Spring Breaks Forth!

It's Spring Break! As I try and write about this past Winter Quarter at UCSB, I find it particularly difficult to do so in a way that gives justice both to the difficulty and the victory. Perhaps it is now too fresh to look back with impartiality, and that is why I will simply pick and choose a few highlights that in no way sum up my experience, but simply give some description of the landscape through which my family and I have been moving these past three months.
Ju Jie
I taught "Enjoyment of Music" again; I think I'm getting better! Scott Drikse, the instructor of the class, apparently loves public birthday surprises and contrived to have 450 students sing "Happy Birthday" to me in front of a 30-foot Powerpoint slide displaying my likeness with photoshopped party hats. I wrote my first seminar paper for a class on eighteenth-century tragic opera with Stefanie Tcharos. It's called Supernatural music in Rameau and Terrasson, a somewhat stilted title, seeing as I was intentionally attempting to avoid the current academic debate around the use of the colon. (We academics truly get fired up about things that matter.) I'm pretty proud of it and, even better, Stefanie is all about using it as a platform to hone our writing skills beyond the requirements of the course, so: win win! I had a great time at the latest AMS meeting in Long Beach, mainly because of the heated opinions concerning the nature of those meetings, institutions, and musicology it engenders on the drive back home with my colleagues.

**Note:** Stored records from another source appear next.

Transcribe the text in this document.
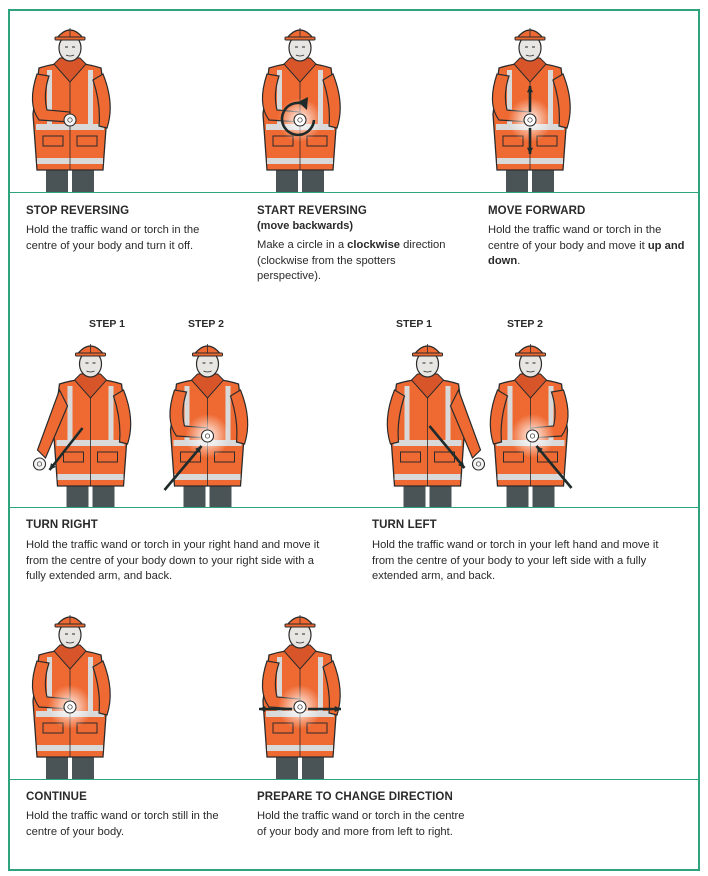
STOP REVERSING
Hold the traffic wand or torch in the centre of your body and turn it off.
START REVERSING
(move backwards)
Make a circle in a clockwise direction (clockwise from the spotters perspective).
MOVE FORWARD
Hold the traffic wand or torch in the centre of your body and move it up and down.
STEP 1	STEP 2	STEP 1	STEP 2
TURN RIGHT
Hold the traffic wand or torch in your right hand and move it from the centre of your body down to your right side with a fully extended arm, and back.
TURN LEFT
Hold the traffic wand or torch in your left hand and move it from the centre of your body to your left side with a fully extended arm, and back.
CONTINUE
Hold the traffic wand or torch still in the centre of your body.
PREPARE TO CHANGE DIRECTION
Hold the traffic wand or torch in the centre of your body and more from left to right.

There is more, I know. But the gentle spring breeze idly tousling the leafy tree branches outside seem to warrant more gentle thoughts. There is a stillness today, a calm that invites nothing more profound than simple rest. I think I'll act on that, with George MacDonald's Diary of an Old Soul:

March 23

Lord, pity us: we have no making power;
Then give us making will, adopting thine.
Make, make, and make us; temper, and refine.
Be in us patience--neither to start nor cower.
Christ, if thou be not with us--not by sign,
But presence, actual as the wounds that bleed--
We shall not bear it, but shall die indeed.